Waning immunity may become an increasing problem as vaccine coverage increases: because more mothers will have been vaccinated and since they have not been exposed or had natural measles, they will transmit lower levels of maternal antibody. Thus their babies become susceptible to measles by 3 to 5 months of age. (Oxford Textbook of Medicine, vol. 1, 2005, p. 357.)

The starting concentrations of maternal antibodies in infants in this study depended highly on the concentration of antibodies in the mother and on her vaccination status. Infants of vaccinated women started with significantly fewer antibodies than did infants of naturally immune women. Infants of women vaccinated against measles receive fewer maternal anti-bodies and thus have shorter protection than infants of women with naturally acquired immunity.  (E. Leuridan, N. Hens, V. Hutse, M. Ieven, M. Aerts, et al., “Early Waning of Maternal Measles Antibodies in Era of Measles Elimination: Longitudinal Study,” British Medical Journal, 2010.)

One of the most disconcerting discoveries in clinical medicine was the finding that children with congenital agamma-globulinaemia, who could make no antibody and had only  insignificant traces of immunoglobulin in circulation, contracted measles in normal fashion, showed the usual sequence of symptoms and signs, and were subsequently immune. No measles antibody was detectable in their serum [the water part of blood minus clotting factors and cells]. (“Measles as an Index of Immunological Function,” The Lancet, September 14, 1968, p. 611.)

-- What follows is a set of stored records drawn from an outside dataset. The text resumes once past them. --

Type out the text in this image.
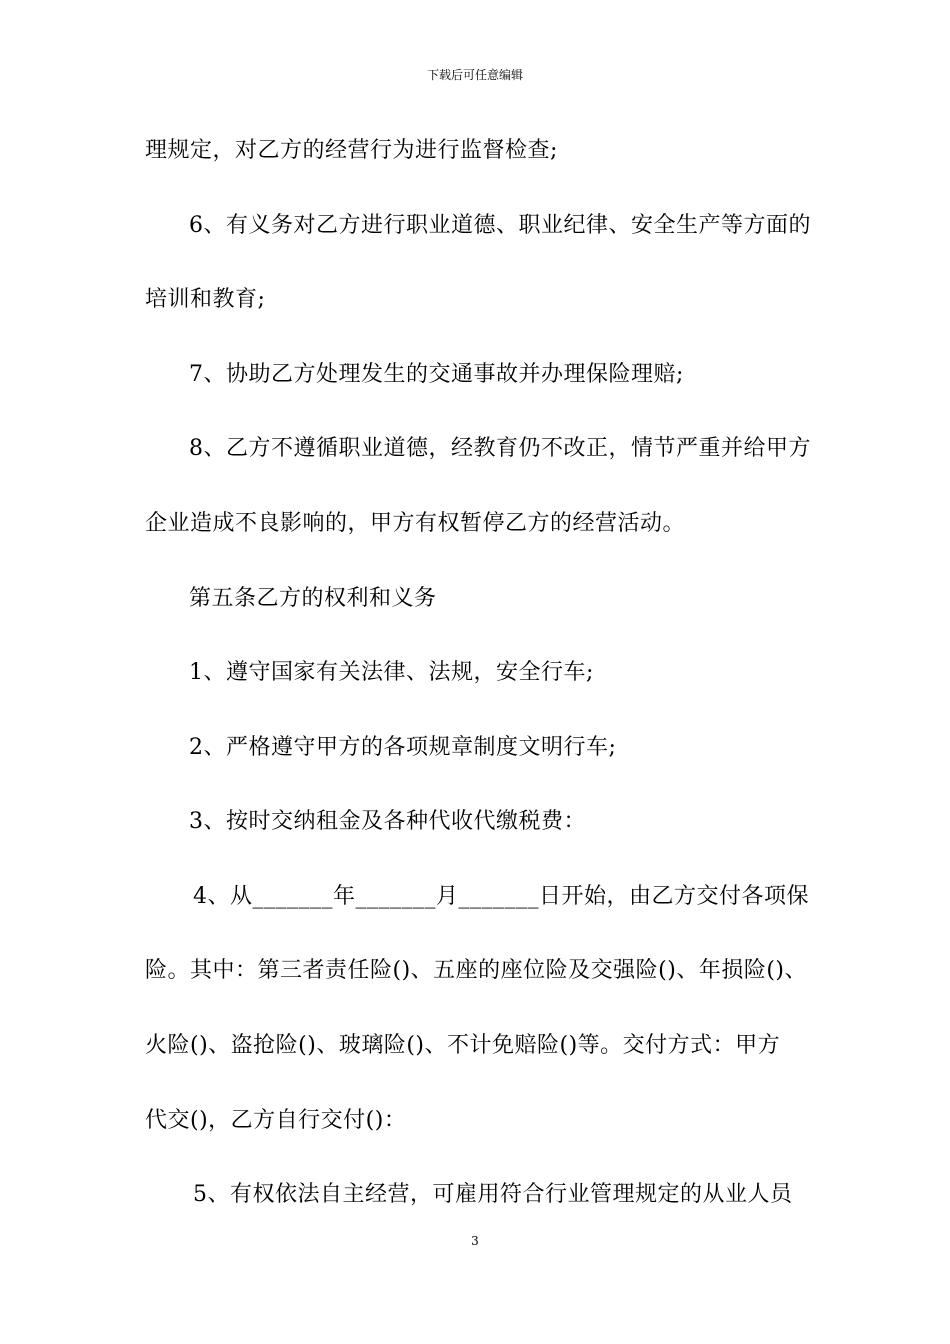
下载后可任意编辑
理规定，对乙方的经营行为进行监督检查;
6、有义务对乙方进行职业道德、职业纪律、安全生产等方面的
培训和教育;
7、协助乙方处理发生的交通事故并办理保险理赔;
8、乙方不遵循职业道德，经教育仍不改正，情节严重并给甲方
企业造成不良影响的，甲方有权暂停乙方的经营活动。
第五条乙方的权利和义务
1、遵守国家有关法律、法规，安全行车;
2、严格遵守甲方的各项规章制度文明行车;
3、按时交纳租金及各种代收代缴税费：
4、从_______年_______月_______日开始，由乙方交付各项保
险。其中：第三者责任险()、五座的座位险及交强险()、年损险()、
火险()、盗抢险()、玻璃险()、不计免赔险()等。交付方式：甲方
代交()，乙方自行交付()：
5、有权依法自主经营，可雇用符合行业管理规定的从业人员
3
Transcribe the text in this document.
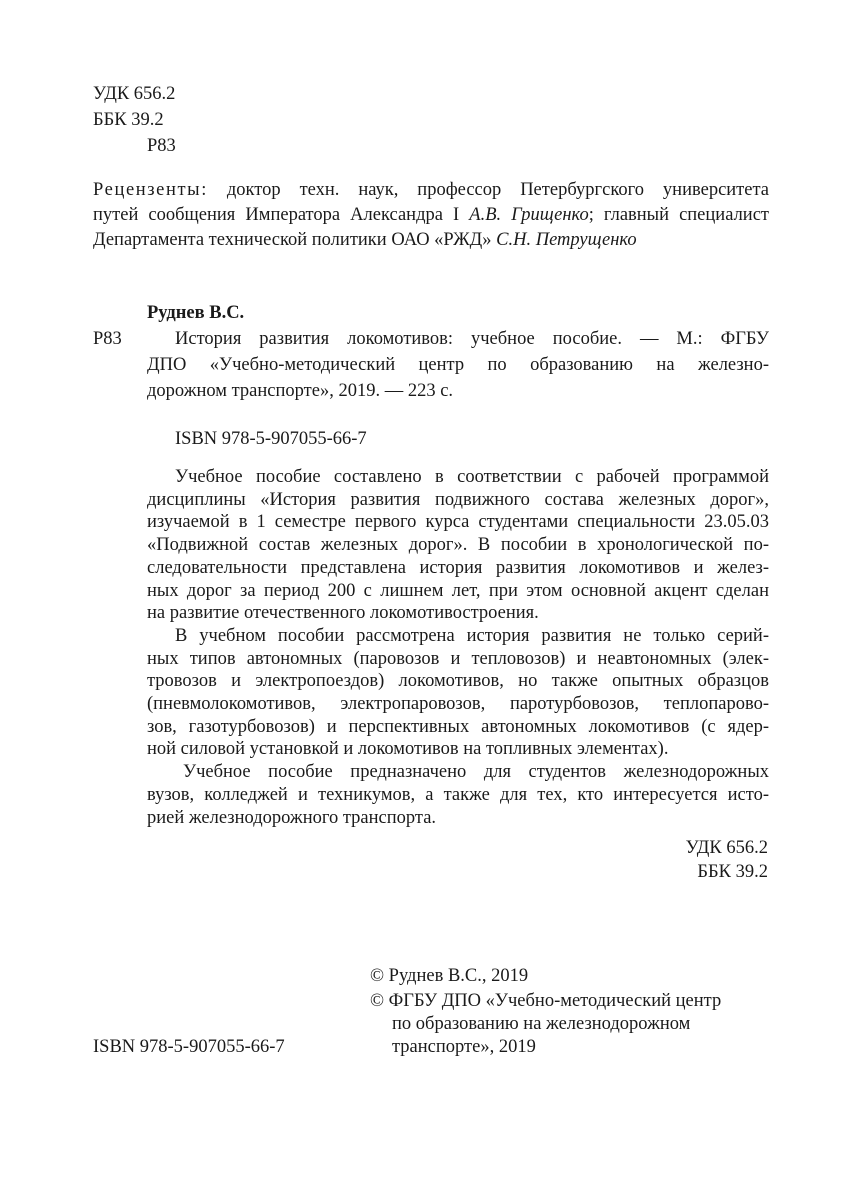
УДК 656.2
ББК 39.2
Р83
Рецензенты: доктор техн. наук, профессор Петербургского университета
путей сообщения Императора Александра I А.В. Грищенко; главный специалист
Департамента технической политики ОАО «РЖД» С.Н. Петрущенко
Руднев В.С.
Р83	История развития локомотивов: учебное пособие. — М.: ФГБУ
ДПО «Учебно-методический центр по образованию на железно-
дорожном транспорте», 2019. — 223 с.
ISBN 978-5-907055-66-7
Учебное пособие составлено в соответствии с рабочей программой
дисциплины «История развития подвижного состава железных дорог»,
изучаемой в 1 семестре первого курса студентами специальности 23.05.03
«Подвижной состав железных дорог». В пособии в хронологической по-
следовательности представлена история развития локомотивов и желез-
ных дорог за период 200 с лишнем лет, при этом основной акцент сделан
на развитие отечественного локомотивостроения.
В учебном пособии рассмотрена история развития не только серий-
ных типов автономных (паровозов и тепловозов) и неавтономных (элек-
тровозов и электропоездов) локомотивов, но также опытных образцов
(пневмолокомотивов, электропаровозов, паротурбовозов, теплопарово-
зов, газотурбовозов) и перспективных автономных локомотивов (с ядер-
ной силовой установкой и локомотивов на топливных элементах).
Учебное пособие предназначено для студентов железнодорожных
вузов, колледжей и техникумов, а также для тех, кто интересуется исто-
рией железнодорожного транспорта.
УДК 656.2
ББК 39.2
© Руднев В.С., 2019
© ФГБУ ДПО «Учебно-методический центр
по образованию на железнодорожном
транспорте», 2019
ISBN 978-5-907055-66-7
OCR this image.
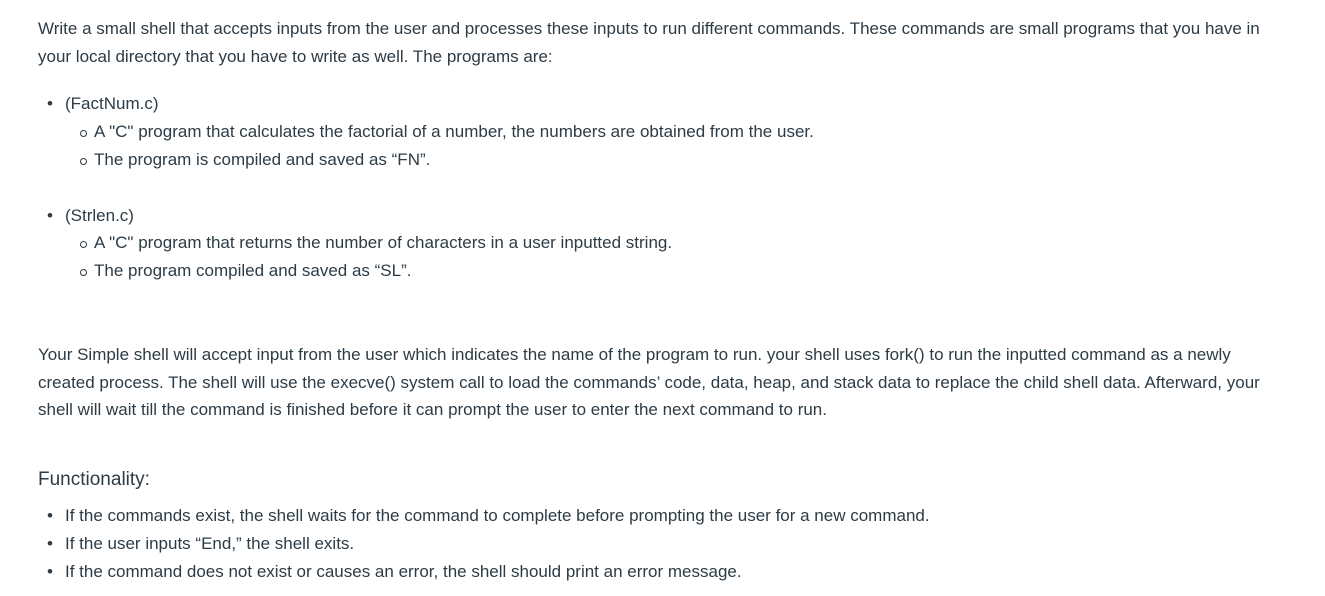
Write a small shell that accepts inputs from the user and processes these inputs to run different commands. These commands are small programs that you have in your local directory that you have to write as well. The programs are:

• (FactNum.c)
A "C" program that calculates the factorial of a number, the numbers are obtained from the user.
The program is compiled and saved as “FN”.
• (Strlen.c)
A "C" program that returns the number of characters in a user inputted string.
The program compiled and saved as “SL”.

Your Simple shell will accept input from the user which indicates the name of the program to run. your shell uses fork() to run the inputted command as a newly created process. The shell will use the execve() system call to load the commands’ code, data, heap, and stack data to replace the child shell data. Afterward, your shell will wait till the command is finished before it can prompt the user to enter the next command to run.

Functionality:
• If the commands exist, the shell waits for the command to complete before prompting the user for a new command.
• If the user inputs “End,” the shell exits.
• If the command does not exist or causes an error, the shell should print an error message.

...children with antibody deficiency syndromes have quite unremarkable attacks of measles with the characteristic rash and normal recovery. Furthermore, they are not unduly prone to reinfection. It therefore seems that serum antibody, at any rate in any quantity, is not required for the production of the measles rash; nor for the normal recovery from the disease; nor to prevent reinfection. (P. J. Lachmann, “Immunopathology of Measles,” Proceedings Royal Society of Medicine, vol. 67, November 1974, p. 1120.)